Charter loses video subscribers, sees Internet gains

Charter Communications (NASDAQ: CHTR) lost about 66,000 video subscribers year-over-year in the first quarter and gained about 353,000 broadband subscribers during the same time period, according to a company earnings report.

During the time period in question, Charter completed its acquisition of Cablevision's (NYSE: CVC) Bresnan Broadband Holdings and subsidiaries, thus adding cable systems that serve about 375,000 residential and business customers.

First quarter revenues were up 7.5 percent year-over-year to $2.2 billion, led by "growth in Internet, video and commercial revenues," the company said in an earnings release.

Video revenue was up 6.3 percent, from $1.025 billion to $1.090 billion. Internet revenue was up 15.4 percent from $534 million to $616 million, and commercial revenues were up 20 percent from $195 million to $234 million year-over-year. Voice revenues, however, dipped 18.5 percent from $184 million to $150 million.

Charter said it now has 4 percent more "residential customer relationships" (5.67 million versus 5.45 million) and 24 percent more residential non-video customers (1.478 million versus 1.189 million). For the quarter, the carrier said it lost 5,000 video subscribers--compared to a loss of 10,000 a year ago--and gained 12,000 Internet subs, versus 10,000 gained a year ago.

"In the past two years we have repositioned Charter to provide a superior set of products and services to our customers.
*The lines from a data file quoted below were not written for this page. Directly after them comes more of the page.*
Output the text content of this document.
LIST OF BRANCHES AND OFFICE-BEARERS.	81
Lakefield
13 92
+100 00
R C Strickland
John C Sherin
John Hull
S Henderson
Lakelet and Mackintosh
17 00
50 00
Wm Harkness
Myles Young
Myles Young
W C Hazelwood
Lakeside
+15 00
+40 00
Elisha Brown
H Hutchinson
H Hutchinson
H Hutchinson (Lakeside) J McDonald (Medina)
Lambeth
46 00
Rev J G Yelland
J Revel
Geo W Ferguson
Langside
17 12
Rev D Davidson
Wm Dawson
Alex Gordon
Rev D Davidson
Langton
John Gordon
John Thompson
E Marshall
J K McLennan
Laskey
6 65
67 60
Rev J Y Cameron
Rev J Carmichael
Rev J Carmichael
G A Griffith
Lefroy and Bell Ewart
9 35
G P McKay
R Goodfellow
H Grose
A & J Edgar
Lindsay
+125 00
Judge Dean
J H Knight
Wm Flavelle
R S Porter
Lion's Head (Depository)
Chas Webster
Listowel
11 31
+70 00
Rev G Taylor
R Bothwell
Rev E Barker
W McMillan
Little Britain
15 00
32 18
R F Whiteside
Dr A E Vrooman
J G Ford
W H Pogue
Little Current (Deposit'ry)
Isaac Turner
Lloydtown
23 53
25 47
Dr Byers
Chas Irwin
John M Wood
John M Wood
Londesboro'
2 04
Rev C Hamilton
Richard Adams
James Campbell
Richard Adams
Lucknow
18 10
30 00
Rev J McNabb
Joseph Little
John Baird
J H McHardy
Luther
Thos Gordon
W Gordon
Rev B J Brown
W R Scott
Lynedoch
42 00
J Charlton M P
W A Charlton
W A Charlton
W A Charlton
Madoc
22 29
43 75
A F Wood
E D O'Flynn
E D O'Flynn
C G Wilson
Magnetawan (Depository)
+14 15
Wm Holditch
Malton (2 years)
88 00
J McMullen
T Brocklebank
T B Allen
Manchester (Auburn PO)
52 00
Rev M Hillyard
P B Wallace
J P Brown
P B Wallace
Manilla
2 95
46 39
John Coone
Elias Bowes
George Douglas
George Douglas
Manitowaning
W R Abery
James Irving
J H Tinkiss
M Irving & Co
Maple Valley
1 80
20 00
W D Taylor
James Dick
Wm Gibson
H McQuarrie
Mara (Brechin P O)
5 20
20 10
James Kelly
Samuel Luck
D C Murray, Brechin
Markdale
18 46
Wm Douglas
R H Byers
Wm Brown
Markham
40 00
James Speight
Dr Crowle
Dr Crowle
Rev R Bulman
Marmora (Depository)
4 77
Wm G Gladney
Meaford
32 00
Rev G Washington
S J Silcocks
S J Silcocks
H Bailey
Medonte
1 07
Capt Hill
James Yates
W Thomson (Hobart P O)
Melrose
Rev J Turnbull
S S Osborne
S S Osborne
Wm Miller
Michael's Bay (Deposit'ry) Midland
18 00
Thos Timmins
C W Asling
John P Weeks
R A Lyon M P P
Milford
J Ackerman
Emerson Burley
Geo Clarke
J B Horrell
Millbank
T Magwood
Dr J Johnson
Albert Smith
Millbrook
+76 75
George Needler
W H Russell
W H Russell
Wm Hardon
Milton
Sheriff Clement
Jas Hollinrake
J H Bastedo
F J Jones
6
And we are beginning to see the results in our operating metrics, customer satisfaction and financial performance," Charter President-CEO Tom Rutledge said in the release. "As we move to an all-digital platform over the course of this year, we are unleashing the inherent superiority of our high capacity two-way interactive network."

The company is especially emphasizing its new product suite, Charter Spectrum, which Rutledge said "will deliver the most HD channels, video-on-demand and the fastest Internet service across the vast majority of our markets, all packaged with high quality service at a competitive price point."

Charter began introducing Charter Spectrum in all-digital markets in Dallas-Fort Worth and Greenville, S.C.

The Bresnan acquisition was evident in the fact that residential primary service units (PSUs) grew by 206,000 in the quarter versus 140,000 a year ago. In the first quarter, Charter said, it added 18,000 PSUs even as video and Internet passings remained flat and penetration across all business phases was basically unchanged.

"Residential customer relationships grew by 112,000 from 61,000 in the first quarter of 2013 with triple play sell-in improving year-over-year to over 50 percent of total residential video sales," the company release said, noting that by the end of the quarter Charter had completed 30 percent of an all-digital initiative that allows the company to "offer more advanced products and services and provides residential customers with two-way digital set-top."